Large Language Models (LLMs) have greatly improved the state of the art in various comprehension and generation tasks, revolutionizing natural language processing. Most LLMs benefit from self-paced training on large corpora by gathering information from a fixed-size local context and displaying emergent skills, including zero-trigger cues, learning in context, and chain-of-thought (CoT) reasoning. The input length restriction of current LLMs prevents them from generalizing to real-world applications, such as extended landscape planning, where the ability to handle long-form material beyond a fixed-size session is crucial.
The simplest solution to the length limit problem is to simply increase the length of the input context. To improve long-range interdependence, GPT-3, for example, increases GPT-2’s 1k input length to 2k tokens. However, context-dense attention is severely limited by the quadratic computational complexity of Transformer’s self-attention, and this technique often requires extensive computational training from the start. Another new area of research, most of which still requires training from the start, focuses on creating sparse care in context to avoid the quadratic cost of self-care.
While Memorizing Transformer (MemTRM) is a well-known study, it approaches sparse in-context attention through dense attention to both in-context tokens and memorized tokens retrieved from non-differentiable memory for Transformers. MemTRM offers significant perplexity benefits when modeling large books or documents by extending the resulting language model to handle up to 65k tokens. MemTRM’s linked memory approach, which uses a unique model to encode and merge memory for language modeling, presents the difficulty of memory staleness during training. In other words, older representations cached in memory can have distribution shifts from those of the newer model when model parameters are changed, which reduces increased memory usage.
In this article, the authors from UCSB and Microsoft Research propose the LONGMEM framework, which enables language models to cache long-form contexts or background knowledge in the non-differentiable memory bank and leverage them via a memory module. decoupled to address the memory staleness issue. . They create a revolutionary residual side network (SideNet) to achieve decoupled memory. A frozen backbone LLM is used to extract the attention keys and matched values from the previous context in the memory bank.
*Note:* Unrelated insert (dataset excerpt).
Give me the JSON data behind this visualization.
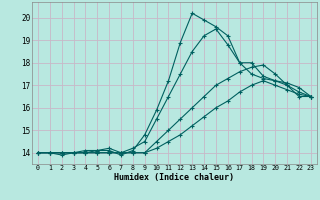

The attention query resulting from the current input is used in the SideNet augmented memory layer to access the cache (keys and values) for previous contexts. The associated memory enhancements are then merged into hidden states of learning through a process of joint attention.
Better knowledge transfer from the pre-trained backbone LLM is made possible by the newly built residual cross-network connections between SideNet and the frozen backbone LLM. The pretrained LLM can be modified to use long context memory by repeatedly training the residual SideNet to extract and merge increased long context memory. There are two main advantages to your decoupled memory system. First, the LLM decoupled frozen backbone and SideNet in their proposed architecture isolate memory retrieval and merging from the encoding of previous entries in memory.
This efficiently addresses the problem of memory staleness, as the backbone LLM only serves as a long context knowledge encoder. Instead, the residual SideNet serves as a memory retriever and reader. Second, it is computationally inefficient and suffers from catastrophic neglect to change the LLM with memory boosts directly. In addition to being able to access knowledge that was previously learned, LONGMEM can also prevent devastating forgetting, as the LLM backbone freezes during the effective stage of augmented memory adaptation. Depending on subsequent activities, LONGMEM can enter different types of text and long-form information into the memory bank.
They focus on two illustrative instances: learning in context with augmented memory with thousands of task-relevant demo examples, and language modeling with whole book contexts. They assess how well the proposed LONGMEM performs on various long-text language modeling tasks and learning in context with augmented memory for language comprehension. Consistent with experimental findings, their model regularly exceeds strong baselines with respect to its ability for long-text modeling and in-context learning. Their approach significantly increases the ability of LLM to represent the long-context language at a perplexity of -1.38 ~ -1.62 at various length divisions of the Gutenberg-2022 corpus.
Remarkably, their model far exceeds current x’s previous strong baselines to achieve the state-of-the-art performance of 40.5% identification accuracy on ChapterBreak, a difficult long-context modeling benchmark. Lastly, compared to MemTRM and baselines without memory enhancement, LONGMEM shows strong in-context learning benefits on common NLU tasks.
review the Paper and github link. Don’t forget to join our 24k+ ML SubReddit, discord channel, and electronic newsletter, where we share the latest AI research news, exciting AI projects, and more. If you have any questions about the article above or if we missed anything, feel free to email us at [email protected]
🚀 Check out 100 AI tools at AI Tools Club
Aneesh Tickoo is a consulting intern at MarktechPost. She is currently pursuing her bachelor’s degree in Information Science and Artificial Intelligence at the Indian Institute of Technology (IIT), Bhilai. She spends most of her time working on projects aimed at harnessing the power of machine learning. Her research interest is image processing and she is passionate about creating solutions around her. She loves connecting with people and collaborating on interesting projects.